Je n’ai voyagé que tardivement. Cette attraction pour l’image, me conduira sur le chemin d’études universitaires en cinéma et vidéo. S’en suivent presque vingt années d’une première carrière en production de reportages et programmes tv. Le choix fut difficile car j’aimais mon métier mais la photographie n’avait cessé de m’accompagner dans la vie et en 2010, mon envie d’adolescente d’en faire mon métier, m’a rattrapée. J’ai tout lâché pour me consacrer pleinement à Elle. Rapidement mes photographies, mes portraits, ont été repérés. J’ai travaillé et je travaille encore pour des commanditaires. Mais c’est un fait, mes études et ma première carrière enrichissent la deuxième. Vivre autant d’années entourée de journalistes et dans une rédaction, m’a éclairée sur le sens du récit par l’image. J’ai vraiment commencé à faire des voyages personnels et photographiques à ce moment là. Par cette liberté de ne plus avoir à me rendre sur un lieu de travail, tous les jours.

Quel photographe, artiste, œuvre ou photo vous a mis sur votre voie ?

Ce qui nourrit mon histoire avec la photographie, est la photographie du cinéma. L’esthétisme graphique de Jacques Tati a chacun de ses plans, la lumière de Bagdad Café de Percy Adlon sublimant la beauté et l’humanité de deux femmes, la photographie du film Arizona Dream, grain de folie d’Emir Kusturica ou très récemment encore, Goodby de William Nicholson qui filme une comédie dramatique, sous cette lumière zénithale qui m’est si chère. Ces images et tant d’autres, leur lumière, leur parfum, leur histoire, façonnent mon regard depuis l’adolescence. La peinture aussi…

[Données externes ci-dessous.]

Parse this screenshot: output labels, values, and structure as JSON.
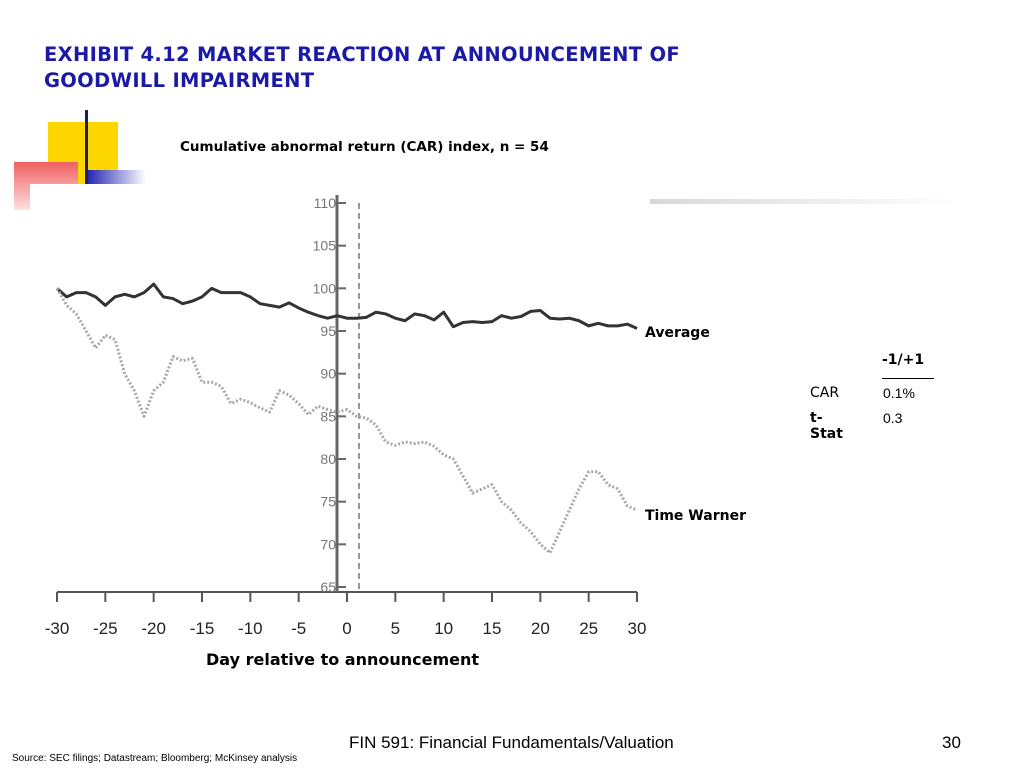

Vous appuyez votre style graphique sur le soleil de midi. Pourquoi cette lumière si particulière ?

La lumière au zénith. Cette lumière est décriée dans le monde de la prise de vue. C’est une lumière mal aimée. Aveuglante, écrasante, moche… sont certains des adjectifs peu flatteurs qu’on lui donne. Je l’ai travaillée par hasard, en 2012 mais Il me semble aujourd’hui qu’il n’y a pas de hasard dans notre rencontre. J’ai fait ma première série sous cette lumière, au Cap Vert. J’avais deux heures de liberté devant moi pour raconter l’histoire d’une petite ville qui m’intriguait. Je n’ai pas choisi le temps qui m’était donné. Il se trouve que c’était entre 11h et 13h environ, par un soleil ardent. J’ai pris cela un peu comme un challenge. Je me devais de témoigner du moment présent et du supplément d’âme que donnait cette lumière intense, à un lieu déjà imprégné de fortes sensations. J’ai fait confiance à mes cadrages, mes compositions et mon ressenti. J’ai flirté avec la surexposition par mes réglages pour respecter ce que je voyais. Je voulais faire un constat brut et ne surtout pas intervenir pour changer le réel. Déjà dans l’œilleton, je trouvais le résultat étonnant. C’est en éditant mes photographies que je l’ai trouvé fascinant. Le constat était là. Les ombres étaient absentes, les traits dessinés, la palette de couleur démultipliée et vivifiante. La ville était rayonnante, attirante et belle, malgré ses paradoxes et sa tristesse. Une impression de matière se dégageait de la photographie. Envie de la toucher. Depuis ce jour, je compose avec cette lumière. Quelque soit le temps, ses variations sont infinies. Je l’ai faite mon alliée pour mes images. C’est une lumière particulière qui joue un rôle important dans mes compositions. Elle affecte mon sujet, souligne le sens de mon point de vue et lui donne de la plasticité. Mes images restent présentes en mémoire. La lumière du zénith participe pleinement de la singularité de ma photographie. Elle est ma palette de couleur avec laquelle je compose.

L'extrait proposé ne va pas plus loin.